Milhares de servidores públicos que usaram o crédito consignado, entre 2010 e 2015, em contratos ligados ao Ministério do Planejamento, “bancaram propina” ao grupo do ex-ministro Paulo Bernardo, que comandou a Pasta até 2011. Os funcionários que tomaram empréstimo deveriam ter pago no máximo R$ 0,30, mensalmente, por um serviço de gerenciamento e controle feito pela empresa Consist Software Limitada, mas acabaram arcando com R$ 1,25, valor quatro vezes maior ao que deveria ser descontado em folha. As informações são d’O Estado de S. Paulo.

“O dinheiro começa do servidor público que fez o empréstimo consignado para a mão dessa organização criminosa que usava esse dinheiro da corrupção”, destaca o superintendente-adjunto da área de Fiscalização da Receita Federal em São Paulo, Fábio Ejchel.
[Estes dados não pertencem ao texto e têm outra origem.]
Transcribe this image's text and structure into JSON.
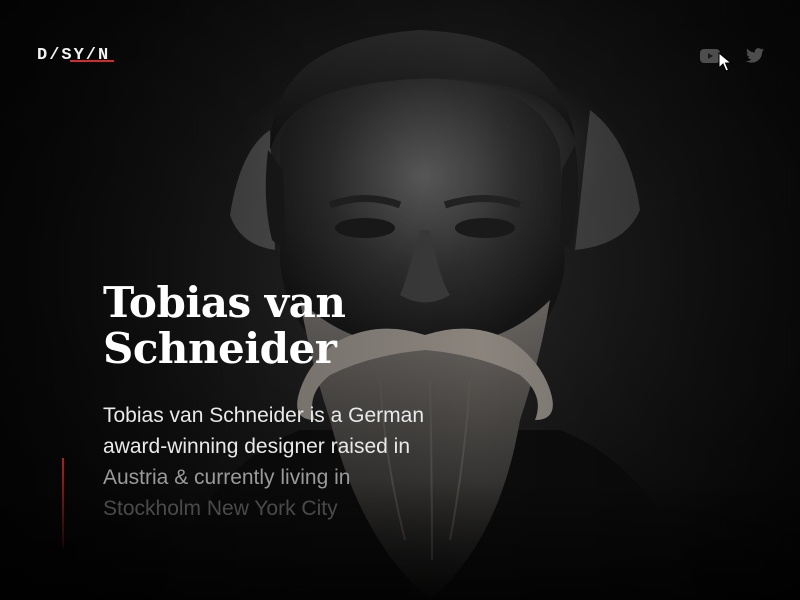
{
  "brand": {
    "logo_text": "D/SY/N",
    "accent_color": "#d12b2b"
  },
  "header": {
    "social": [
      {
        "name": "youtube",
        "icon": "youtube-icon"
      },
      {
        "name": "twitter",
        "icon": "twitter-icon"
      }
    ]
  },
  "hero": {
    "title_line1": "Tobias van",
    "title_line2": "Schneider",
    "bio_line1": "Tobias van Schneider is a German",
    "bio_line2": "award-winning designer raised in",
    "bio_line3": "Austria & currently living in",
    "bio_line4": "Stockholm New York City"
  },
  "background": {
    "image": "bearded-man-portrait"
  }
}
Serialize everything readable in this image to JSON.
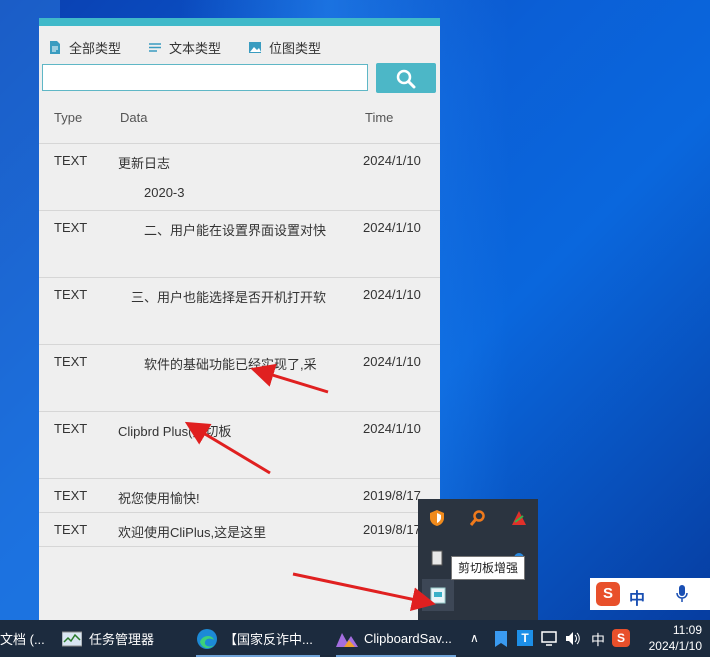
{
  "app": {
    "type_buttons": [
      {
        "label": "全部类型",
        "icon": "document-icon"
      },
      {
        "label": "文本类型",
        "icon": "text-lines-icon"
      },
      {
        "label": "位图类型",
        "icon": "image-icon"
      }
    ],
    "search": {
      "value": "",
      "placeholder": ""
    },
    "columns": {
      "type": "Type",
      "data": "Data",
      "time": "Time"
    },
    "rows": [
      {
        "type": "TEXT",
        "data": "更新日志",
        "data2": "2020-3",
        "time": "2024/1/10"
      },
      {
        "type": "TEXT",
        "data": "二、用户能在设置界面设置对快",
        "data2": "",
        "time": "2024/1/10"
      },
      {
        "type": "TEXT",
        "data": "三、用户也能选择是否开机打开软",
        "data2": "",
        "time": "2024/1/10"
      },
      {
        "type": "TEXT",
        "data": "软件的基础功能已经实现了,采",
        "data2": "",
        "time": "2024/1/10"
      },
      {
        "type": "TEXT",
        "data": "Clipbrd Plus(剪切板",
        "data2": "",
        "time": "2024/1/10"
      },
      {
        "type": "TEXT",
        "data": "祝您使用愉快!",
        "data2": "",
        "time": "2019/8/17"
      },
      {
        "type": "TEXT",
        "data": "欢迎使用CliPlus,这是这里",
        "data2": "",
        "time": "2019/8/17"
      }
    ]
  },
  "tray": {
    "tooltip": "剪切板增强"
  },
  "ime": {
    "logo": "S",
    "mode": "中"
  },
  "taskbar": {
    "items": [
      {
        "label": "文档 (..."
      },
      {
        "label": "任务管理器"
      },
      {
        "label": "【国家反诈中..."
      },
      {
        "label": "ClipboardSav..."
      }
    ],
    "lang": "中",
    "time": "11:09",
    "date": "2024/1/10"
  },
  "colors": {
    "accent": "#4cb7c7",
    "arrow": "#e02020",
    "taskbar": "#1c2b3e"
  }
}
O crédito consignado, empréstimo popular entre os servidores públicos, entrou no centro da Operação Custo Brasil, desdobramento da Lava Jato. A ação que prendeu o ex-ministro Paulo Bernardo, marido da senadora Gleisi Hoffmann (PT/PR), investiga contratos da Consist Software Limitada vinculados ao Ministério do Planejamento. O petista liderou a Pasta de março de 2005 a janeiro de 2011 no governo do presidente Luiz Inácio Lula da Silva. No primeiro mandato da presidente Dilma Rousseff foi ministro das Comunicações.

Sob o comando de Bernardo, o Ministério do Planejamento assinou acordo com o Sindicato Nacional das Entidades Abertas de Previdência Complementar (SINAPP) e a Associação Brasileira de Bancos (ABBC). Essas entidades contrataram a empresa Consist Software Limitada para desenvolver o sistema de gerenciamento e controle dos créditos consignados.

A taxa de juros do crédito consignado é mais baixa, por ser um empréstimo mais seguro. O funcionário pega o valor e é descontado diretamente no contracheque mensal.

“A fraude ocorreu no gerenciamento e no controle de créditos consignados para servidores públicos federais. Na área federal, até 2009, verificou-se que não existia um controle e um gerenciamento bom desses créditos consignados. No final daquele ano, se optou em contratar uma empresa de tecnologia privada para fazer esse controle e esse gerenciamento. Essa contratação foi direcionada, feita com outros interesses que não apenas de fazer aquele trabalho”, afirmou Fábio Ejchel.

Segundo Ejchel, a Consist cobrava um valor muito maior do que aquele que realmente deveria ser cobrado pelo serviço. De 2010 até 2015, afirma o superintendente, durante cinco anos, para cada parcela mensal que ‘dezenas de milhares’ servidores pagavam por créditos consignados que eles fizeram, existia o pagamento de R$ 1,25 para o serviço de controle e gerenciamento.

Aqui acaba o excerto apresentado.